À Dison, le Collège communal vient de prendre une décision qui fait grincer des dents. La suppression de la subvention communale à l'ADL, l'Agence de Développement Local. Et donc à priori la fin de l'ADL elle-même.
Dans quelques mois, plus personne n'accueillera les commerçants de la commune de Dison ou souhaitant s'y installer au numéro 73 de la rue Albert 1er. Le Collège communal a en effet pris la décision de supprimer la subvention de l'Agence de Développement Local, qui devrait aussi entrainer la fin de l'agence elle-même, et de la remplacer par un équivalent temps plein au sein de la commune. Cela afin d'optimiser les démarches administratives, selon la commune.
"Pour l'ADL, il y a toute une partie administrative avec la Région Wallonne qui demandait un renouvellement d'agrément. Cela demandait énormément de préparation, avec l'élaboration d'un plan stratégique et d'un plan d'activité que la Région pouvait nous obliger à revoir. Donc c'est notamment pour éviter tout ce chemin administratif que nous avons pris cette décision", développe Selma Tinik, échevine des Commerces et de l'Emploi à Dison, mais également présidente de l'ADL.
L'opposition regrette le fond et la forme
Mais du côté du groupe d'opposition Ôdas, on craint que la décision du Collège ne détériore le développement économique de la commune, elle qui dénombre déjà beaucoup de surfaces commerciales vides et qui possède un taux de non-emploi parmi les plus élevés de Wallonie. "Il y a encore quelques semaines, l'échevin des Finances, Régis Decerf, nous disait qu'il avait augmenté les taxes à Dison pour maintenir l'emploi.
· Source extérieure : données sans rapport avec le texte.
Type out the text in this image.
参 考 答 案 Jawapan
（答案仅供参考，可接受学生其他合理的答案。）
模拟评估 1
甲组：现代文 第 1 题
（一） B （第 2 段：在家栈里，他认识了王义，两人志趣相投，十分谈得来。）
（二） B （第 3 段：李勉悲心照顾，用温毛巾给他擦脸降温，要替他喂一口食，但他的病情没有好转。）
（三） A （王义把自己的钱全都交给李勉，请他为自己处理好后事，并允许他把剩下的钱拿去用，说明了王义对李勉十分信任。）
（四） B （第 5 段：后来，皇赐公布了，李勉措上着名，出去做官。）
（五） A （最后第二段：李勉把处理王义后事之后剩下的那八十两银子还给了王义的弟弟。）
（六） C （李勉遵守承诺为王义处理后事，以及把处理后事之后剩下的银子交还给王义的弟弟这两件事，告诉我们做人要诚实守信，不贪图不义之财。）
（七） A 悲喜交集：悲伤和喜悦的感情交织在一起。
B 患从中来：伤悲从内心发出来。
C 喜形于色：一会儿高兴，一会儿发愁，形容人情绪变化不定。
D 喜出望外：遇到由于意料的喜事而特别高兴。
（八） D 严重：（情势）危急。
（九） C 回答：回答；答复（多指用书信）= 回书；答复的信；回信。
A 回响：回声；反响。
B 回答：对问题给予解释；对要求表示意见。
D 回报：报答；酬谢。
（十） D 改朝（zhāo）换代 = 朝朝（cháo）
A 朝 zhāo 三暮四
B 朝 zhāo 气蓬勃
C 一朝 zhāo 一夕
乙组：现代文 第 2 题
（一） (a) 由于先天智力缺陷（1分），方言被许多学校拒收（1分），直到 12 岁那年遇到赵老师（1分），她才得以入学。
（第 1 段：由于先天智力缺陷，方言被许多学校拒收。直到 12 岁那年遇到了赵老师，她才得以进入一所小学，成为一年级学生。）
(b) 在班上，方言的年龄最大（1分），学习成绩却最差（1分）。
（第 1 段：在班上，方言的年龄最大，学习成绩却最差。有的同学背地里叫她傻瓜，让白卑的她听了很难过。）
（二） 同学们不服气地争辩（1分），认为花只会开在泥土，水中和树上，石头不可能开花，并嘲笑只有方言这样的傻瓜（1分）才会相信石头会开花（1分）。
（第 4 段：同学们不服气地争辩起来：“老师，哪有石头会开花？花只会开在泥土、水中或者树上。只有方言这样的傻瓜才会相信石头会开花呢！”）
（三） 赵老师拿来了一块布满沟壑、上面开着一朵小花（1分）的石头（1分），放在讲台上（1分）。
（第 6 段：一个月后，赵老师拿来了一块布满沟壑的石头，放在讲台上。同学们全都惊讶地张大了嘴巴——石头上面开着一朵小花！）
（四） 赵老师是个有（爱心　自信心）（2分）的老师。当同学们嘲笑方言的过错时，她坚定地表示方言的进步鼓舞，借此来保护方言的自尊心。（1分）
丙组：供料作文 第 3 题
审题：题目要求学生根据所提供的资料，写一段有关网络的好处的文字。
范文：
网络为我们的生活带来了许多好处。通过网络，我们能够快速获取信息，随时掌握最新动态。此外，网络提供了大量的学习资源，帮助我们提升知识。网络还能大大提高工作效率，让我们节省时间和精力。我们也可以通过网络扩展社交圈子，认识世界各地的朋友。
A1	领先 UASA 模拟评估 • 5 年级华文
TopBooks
Un mois plus tard, ce sont 46.000€ de subvention supprimés à l'ADL et 3 emplois qui sautent, on appréciera", expose Jean-Paul Mawet, membre du groupe Ôdas et à l'origine de la création de l'ADL en 2007 lorsqu'il était échevin.
"La même chose que lorsque Donald Trump supprime le financement d'une agence de l'ONU"
Outre le fond, l'opposition regrette aussi la forme de cette décision. "L'attitude du Collège de supprimer comme cela, unilatéralement, cette subvention est exactement la même chose que Donald Trump qui supprime le financement d'une agence de l'ONU. Le Collège oublie quand même que l'ADL est une ASBL qui a une personnalité juridique, qui a des compétences, et que c'est à elle de décider si elle demande ou non son agrément. Dans ce cas-ci, elle est mise devant le fait accompli", argumente encore Jean-Paul Mawet.
"Une autre dynamique"
Mais pour le Collège, installer ce nouveau service au sein de la commune et ne plus dépendre de l'agrément de la Région wallonne doit permettre d'accélérer la redynamisation du centre-ville disonais. "Ce sera une autre dynamique. Quand on voit comme la Grappe s'est bien développée après les travaux - toutes les cellules sont pleines - j'espère vraiment qu'on y arrivera aussi avec la rue Albert 1er", positivise l'échevine des Commerces et de l'Emploi, qui rappelle enfin aux commerçants que des primes pour favoriser leur installation à Dison existent, sous certaines conditions, tout comme des primes d'embellissement de commerces.